Il cardinale Camillo Ruini

Il cardinale Camillo Ruini

Papa Francesco

Papa Francesco: “comunicare verità con misericordia, creare ponti non esclusioni”

Anche il Papa non ha mancato di esprimersi, ma con accenti diversi. Sull’Osservatore Romano di ieri, si legge: “Nel percorso sinodale sul tema della famiglia, che il Signore ci ha concesso di realizzare nei due anni scorsi, abbiamo potuto compiere, in spirito e stile di effettiva collegialità, un approfondito discernimento sapienziale, grazie al quale la Chiesa ha – tra l’altro – indicato al mondo che non può esserci confusione tra la famiglia voluta da Dio e ogni altro tipo di unione”. Giusto, coerente e rispettoso.

Io non sono fra coloro che accreditano o immaginano fantomatiche divisioni fra i capi della Chiesa. Sono solo due modi di esprimersi e di interpretare i nostri tempi che non toccano gli aspetti dottrinari, ma solo quelli pastorali.

Il cantante Elton John, col compagno e i figli adottati

Il cantante Elton John, col compagno e i figli adottati

Quindi, nonostante qualche “giapponese” post democristiano, la norma passerà, seppure annacquata in un linguaggio eufemistico che non toccherà la sostanza. Resta il nodo della possibilità per le unioni civili di potere adottare un figlio.

Ma, attenzione, chiariamo bene in premessa  questo punto: di quali figli si parla?
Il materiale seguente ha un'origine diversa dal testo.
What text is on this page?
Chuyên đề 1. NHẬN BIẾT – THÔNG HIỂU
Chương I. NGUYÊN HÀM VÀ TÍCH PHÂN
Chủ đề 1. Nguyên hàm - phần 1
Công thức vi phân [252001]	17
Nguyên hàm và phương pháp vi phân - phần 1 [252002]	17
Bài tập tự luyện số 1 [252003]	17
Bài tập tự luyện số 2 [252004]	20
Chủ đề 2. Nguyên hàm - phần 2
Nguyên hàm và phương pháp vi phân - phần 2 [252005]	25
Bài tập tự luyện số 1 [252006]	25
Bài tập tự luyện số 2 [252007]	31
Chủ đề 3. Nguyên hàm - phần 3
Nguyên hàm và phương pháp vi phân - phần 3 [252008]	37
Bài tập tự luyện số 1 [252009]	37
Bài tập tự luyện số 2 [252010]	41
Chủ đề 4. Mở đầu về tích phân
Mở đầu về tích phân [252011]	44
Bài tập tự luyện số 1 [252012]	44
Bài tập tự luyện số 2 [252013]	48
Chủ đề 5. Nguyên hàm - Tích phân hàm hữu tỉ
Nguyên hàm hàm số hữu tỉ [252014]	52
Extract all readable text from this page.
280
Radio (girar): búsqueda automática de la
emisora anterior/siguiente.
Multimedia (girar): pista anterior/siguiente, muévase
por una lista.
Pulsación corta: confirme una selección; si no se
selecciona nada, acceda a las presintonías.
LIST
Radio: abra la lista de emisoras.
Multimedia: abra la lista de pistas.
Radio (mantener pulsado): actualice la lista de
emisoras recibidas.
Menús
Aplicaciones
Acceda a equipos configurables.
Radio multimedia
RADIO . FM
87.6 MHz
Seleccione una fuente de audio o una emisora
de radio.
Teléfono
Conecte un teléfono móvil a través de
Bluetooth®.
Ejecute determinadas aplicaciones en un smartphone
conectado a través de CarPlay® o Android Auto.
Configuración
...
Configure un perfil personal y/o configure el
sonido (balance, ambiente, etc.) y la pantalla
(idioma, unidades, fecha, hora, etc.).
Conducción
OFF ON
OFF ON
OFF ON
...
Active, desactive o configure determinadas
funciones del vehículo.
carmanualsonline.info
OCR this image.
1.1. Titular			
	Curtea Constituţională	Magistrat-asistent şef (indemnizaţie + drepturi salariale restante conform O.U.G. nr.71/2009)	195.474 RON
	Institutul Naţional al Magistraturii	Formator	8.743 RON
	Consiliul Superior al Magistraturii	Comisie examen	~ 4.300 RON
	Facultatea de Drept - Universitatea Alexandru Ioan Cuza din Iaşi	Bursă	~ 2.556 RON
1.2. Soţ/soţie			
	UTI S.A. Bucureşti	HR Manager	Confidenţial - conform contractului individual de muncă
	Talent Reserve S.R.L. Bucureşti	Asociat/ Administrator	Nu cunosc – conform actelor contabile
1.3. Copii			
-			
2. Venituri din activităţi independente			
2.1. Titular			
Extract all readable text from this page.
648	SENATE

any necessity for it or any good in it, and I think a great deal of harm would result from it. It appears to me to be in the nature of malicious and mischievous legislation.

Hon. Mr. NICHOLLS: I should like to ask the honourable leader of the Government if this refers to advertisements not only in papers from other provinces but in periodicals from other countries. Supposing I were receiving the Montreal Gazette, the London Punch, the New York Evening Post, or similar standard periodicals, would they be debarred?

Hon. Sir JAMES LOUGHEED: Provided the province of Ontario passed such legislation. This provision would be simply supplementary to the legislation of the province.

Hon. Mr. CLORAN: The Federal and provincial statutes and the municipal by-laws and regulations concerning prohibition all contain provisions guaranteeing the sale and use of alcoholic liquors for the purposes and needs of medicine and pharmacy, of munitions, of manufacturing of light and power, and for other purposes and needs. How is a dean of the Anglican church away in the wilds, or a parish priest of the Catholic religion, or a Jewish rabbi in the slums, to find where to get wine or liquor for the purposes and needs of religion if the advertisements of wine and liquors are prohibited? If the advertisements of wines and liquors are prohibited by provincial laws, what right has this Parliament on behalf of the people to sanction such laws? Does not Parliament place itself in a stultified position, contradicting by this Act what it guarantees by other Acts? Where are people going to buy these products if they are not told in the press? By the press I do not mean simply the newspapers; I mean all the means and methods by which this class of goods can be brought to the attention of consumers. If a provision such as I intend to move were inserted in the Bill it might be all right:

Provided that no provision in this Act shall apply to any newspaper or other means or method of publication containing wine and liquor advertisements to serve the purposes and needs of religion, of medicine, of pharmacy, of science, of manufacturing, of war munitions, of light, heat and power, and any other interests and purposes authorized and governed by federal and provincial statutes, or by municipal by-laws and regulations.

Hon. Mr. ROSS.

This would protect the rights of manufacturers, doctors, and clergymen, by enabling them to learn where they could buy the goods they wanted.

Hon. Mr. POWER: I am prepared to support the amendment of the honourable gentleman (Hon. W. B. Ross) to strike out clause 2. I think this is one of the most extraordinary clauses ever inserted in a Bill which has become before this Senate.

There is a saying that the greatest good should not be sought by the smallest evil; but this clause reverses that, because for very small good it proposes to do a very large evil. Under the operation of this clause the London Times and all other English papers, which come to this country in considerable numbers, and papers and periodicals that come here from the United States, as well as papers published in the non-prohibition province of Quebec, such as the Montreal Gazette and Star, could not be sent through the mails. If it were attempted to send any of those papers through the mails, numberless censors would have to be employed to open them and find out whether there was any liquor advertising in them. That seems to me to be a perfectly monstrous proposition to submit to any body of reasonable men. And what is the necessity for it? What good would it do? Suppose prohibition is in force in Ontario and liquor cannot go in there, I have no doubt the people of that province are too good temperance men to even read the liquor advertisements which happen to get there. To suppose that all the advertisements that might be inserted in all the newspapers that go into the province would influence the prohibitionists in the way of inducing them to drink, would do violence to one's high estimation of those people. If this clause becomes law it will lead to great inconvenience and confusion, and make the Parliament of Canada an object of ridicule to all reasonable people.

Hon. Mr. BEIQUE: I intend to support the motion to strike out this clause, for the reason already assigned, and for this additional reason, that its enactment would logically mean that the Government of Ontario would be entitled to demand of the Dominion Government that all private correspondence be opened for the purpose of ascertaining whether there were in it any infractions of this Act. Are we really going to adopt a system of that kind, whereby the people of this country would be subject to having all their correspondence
Qui riprendo Ruini, molto chiaro nel merito. Domanda Paolo Rodari, che il 20 gennaio lo intervista per la Stampa di Torino:

D: La stepchild adoption è uno strumento di fatto già ammesso dalla legge 184. Perché non va bene? R:”Ma la legge 184 parla di adozioni compiute da coniugi, cioè da due persone di sesso diverso: tanto è vero che il disegno di legge Cirinnà propone di inserire nel testo della legge 184, dopo la parole coniuge, le parole “o dalla parte dell’unione civile tra persone dello stesso sesso”. È questo che non va bene. Metto inoltre in guardia da un equivoco: molti pensano che la stepchild adoption significhi che un partner può adottare il figlio che l’altro partner ha avuto in precedenza, quando era eterosessuale. Ma non è così: quel figlio non può essere adottato perché ha già due genitori. La stepchild adoption riguarda i figli avuti con l’utero in affitto, se i due partner sono uomini, o con la fecondazione eterologa, se sono donne.”

milano unioni civli

Piazza Duomo Milano-Manifestazione odierna in favore delle unioni civili

Utero in affitto e fecondazione eterologa, dunque. Non i figli naturali avuti in precedenti unioni, che hanno già un padre e una madre. Per la Chiesa la pratica dell’affitto e dell’eterologa non vanno bene e quindi  essa è contraria, anche perché teme che, come per la fecondazione eterologa ammessa alla Corte Costituzionale nel 2014, ciò preluda inevitabilmente ad aprire anche agli uteri in affitto.

unioni civili

Roma, 24 gennaio 2016: manifestazione per le Unioni civili

La vera domanda sul tappeto è perciò: siete contrari o no all’utero in affitto e alle tecniche di fecondazione eterologhe?  Quest’ultime, che pure qualche problema l’hanno creato, mi pare siano oramai entrate nella prassi medica e socialmente accettate dai più. Resta il tema spinoso dell’utero in affitto.

Donzelli

Ha scritto Gianpaolo Donzelli, esperto neonatologo ed opinionista  su La Repubblica fiorentina del 22 gennaio scorso:” …Quindi sì alla step-child adoption però entro limiti rigorosi: che esista (o sia esistita) una madre. Una madre, non una donna inseminata con l’ovulo comprato da un’altra in un paese che lo consente, fecondato con il seme dell’aspirante padre, e retribuita per la gravidanza e per il parto. Questa industria dei bambini cash&carry, nati da uteri in affitto, deve essere considerata una nuova forma di schiavitù e in quanto tale, non ammissibile.” Chiarito ciò, ognuno si formi il proprio convincimento.